Карабасовы слёзы (сборник) - страница 9
Наташа почувствовала, как сердце ее подпрыгнуло и ухнуло вниз.
– Вы мне нравитесь, – продолжила Раиса Никитична, – и если бы вы с Сережей просто встречались – все было бы нормально. Но он собирается на вас жениться… А насколько мне известно – вы несвободны.
– Я жду развода!
– Я понимаю. Но дело не только в этом. Я – жена и мать дипломатов, мне сложно высказываться прямо, тем не менее скажу: Сергей – человек ответственный, и, учитывая его профессию, не имеет права на ошибку. Понимаете ли вы это, Наташа?
– Да, конечно, я все понимаю, Раиса Никитична…
– Мне кажется – не все! Как быть с Глебом? Ведь они с Сережей друзья! На кон поставлены вечные категории: долг, честь, мужская дружба!.. А как вы намерены поступить с ребенком?
– В каком смысле?
– В смысле отцовства! Кто будет считаться отцом?
– Я… не знаю, – растерялась Наташа. – Я об этом не думала…
В комнату вошел Сергей и мгновенно оценил ситуацию:
– Я вижу стороны обменялись верительными грамотами! Для первого раза, пожалуй, достаточно! Наташенька, нам пора!
В машине Сергей сперва протер очки, затем вставил ключ зажигания и только после этого повернулся к взволнованной и бледной Наташе:
– Любимая, все хорошо! Ты понравилась моей маме – поверь! – он нежно погладил Наташу по щеке. – Она внутренне согласна, но ей трудно: мешает полувековое воспитание в режиме душевных воздержаний. Моя мама – продукт своей эпохи, и в этом весь секрет! Успокойся! Все отлично. Я люблю тебя.
Через несколько дней.
Николай Николаевич был профессионалом высшего пилотажа: за несколько дней, пользуясь старыми связями, он собрал весьма внушительное досье на Глеба Рязанова. Память у бывшего министра была отменная: один раз прочитав сведения, он запомнил все, включая даты! Немного поразмыслив, Николай Николаевич решил, что готов к первому раунду переговоров. Хотя профессиональное чутье подсказывало ему, что таких раундов может быть много.
8 марта того же года.
Глеба разбудил звонок в дверь. Он не сразу понял, чего хотят от него две дородные тетки с кучей бумажек в руках.

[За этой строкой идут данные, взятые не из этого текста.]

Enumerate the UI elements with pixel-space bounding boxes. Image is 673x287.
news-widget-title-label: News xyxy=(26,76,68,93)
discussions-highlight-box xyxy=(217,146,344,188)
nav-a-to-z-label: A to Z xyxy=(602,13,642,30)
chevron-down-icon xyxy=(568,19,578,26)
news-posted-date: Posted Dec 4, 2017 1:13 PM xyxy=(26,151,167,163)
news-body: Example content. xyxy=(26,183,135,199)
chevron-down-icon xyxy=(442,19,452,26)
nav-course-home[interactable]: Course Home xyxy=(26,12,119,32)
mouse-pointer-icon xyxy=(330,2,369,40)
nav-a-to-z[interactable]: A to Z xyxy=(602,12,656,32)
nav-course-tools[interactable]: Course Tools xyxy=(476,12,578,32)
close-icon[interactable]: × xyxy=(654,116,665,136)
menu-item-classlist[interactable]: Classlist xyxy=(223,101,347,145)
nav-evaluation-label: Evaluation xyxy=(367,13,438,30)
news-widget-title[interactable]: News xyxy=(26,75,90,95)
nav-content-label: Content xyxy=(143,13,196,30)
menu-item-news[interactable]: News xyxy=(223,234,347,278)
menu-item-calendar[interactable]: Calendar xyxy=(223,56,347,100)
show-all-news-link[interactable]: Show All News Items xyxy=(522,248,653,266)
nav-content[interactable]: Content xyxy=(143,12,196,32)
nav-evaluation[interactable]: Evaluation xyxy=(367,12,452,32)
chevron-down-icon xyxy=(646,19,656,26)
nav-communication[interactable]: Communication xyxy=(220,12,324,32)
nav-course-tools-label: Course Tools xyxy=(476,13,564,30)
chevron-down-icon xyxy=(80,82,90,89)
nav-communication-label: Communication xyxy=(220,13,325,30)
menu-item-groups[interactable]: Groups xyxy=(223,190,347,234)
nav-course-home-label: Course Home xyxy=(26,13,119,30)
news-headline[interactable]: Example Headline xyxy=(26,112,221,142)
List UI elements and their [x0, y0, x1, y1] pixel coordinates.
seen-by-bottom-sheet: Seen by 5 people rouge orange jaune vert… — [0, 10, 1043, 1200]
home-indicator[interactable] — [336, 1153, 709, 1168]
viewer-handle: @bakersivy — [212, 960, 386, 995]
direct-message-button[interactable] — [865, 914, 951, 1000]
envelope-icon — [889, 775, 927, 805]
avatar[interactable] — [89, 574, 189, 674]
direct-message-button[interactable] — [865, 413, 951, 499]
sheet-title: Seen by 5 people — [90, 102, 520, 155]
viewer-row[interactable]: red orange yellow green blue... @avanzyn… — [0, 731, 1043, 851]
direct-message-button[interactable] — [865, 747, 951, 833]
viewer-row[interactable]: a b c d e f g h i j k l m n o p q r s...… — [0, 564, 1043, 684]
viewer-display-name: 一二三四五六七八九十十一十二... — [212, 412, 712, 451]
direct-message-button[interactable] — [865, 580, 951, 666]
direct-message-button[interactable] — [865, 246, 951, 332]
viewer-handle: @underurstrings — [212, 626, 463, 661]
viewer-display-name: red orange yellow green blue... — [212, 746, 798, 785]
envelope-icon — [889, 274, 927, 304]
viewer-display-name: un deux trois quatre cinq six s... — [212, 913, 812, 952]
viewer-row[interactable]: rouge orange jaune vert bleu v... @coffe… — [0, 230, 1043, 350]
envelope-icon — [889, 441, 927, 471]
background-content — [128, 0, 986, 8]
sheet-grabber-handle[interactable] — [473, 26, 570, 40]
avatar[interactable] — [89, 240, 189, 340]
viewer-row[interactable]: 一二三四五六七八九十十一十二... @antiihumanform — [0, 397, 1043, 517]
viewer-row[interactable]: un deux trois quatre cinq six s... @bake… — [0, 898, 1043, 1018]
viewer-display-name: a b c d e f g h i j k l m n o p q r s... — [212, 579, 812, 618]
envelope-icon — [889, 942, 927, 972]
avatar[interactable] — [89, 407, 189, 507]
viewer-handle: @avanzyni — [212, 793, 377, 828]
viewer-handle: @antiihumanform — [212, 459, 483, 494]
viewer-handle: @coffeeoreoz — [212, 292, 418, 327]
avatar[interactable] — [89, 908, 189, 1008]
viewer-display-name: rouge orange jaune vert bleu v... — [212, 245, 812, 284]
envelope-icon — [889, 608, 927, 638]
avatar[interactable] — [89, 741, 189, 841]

– Мы – агитаторы! – громко стрекотали женщины. – Приглашаем вас на выборы!
– А что надо выбирать?
– Это вы так шутите, в честь праздника?
– Праздника?!
– Мужчина, что с вами? Сегодня же 8 Марта!
– А-а-а!
– Поздравлений от вас мы, конечно, не дождемся, так хоть не забудьте двадцать третьего прийти на избирательный участок и исполнить свой долг! – обиженно крикнула одна из теток.
Глеб просто захлопнул дверь:
– Господи! И тут долг!
Он пошел на кухню, поставил чайник на плиту, взял телефон и набрал номер Светланы:
– Любимая, прости меня! Я совсем забыл – голова садовая! С праздником!
– Спасибо, любимый!
– Я всегда в этот день чувствую себя по-дурацки: не знаю, что говорить, что дарить.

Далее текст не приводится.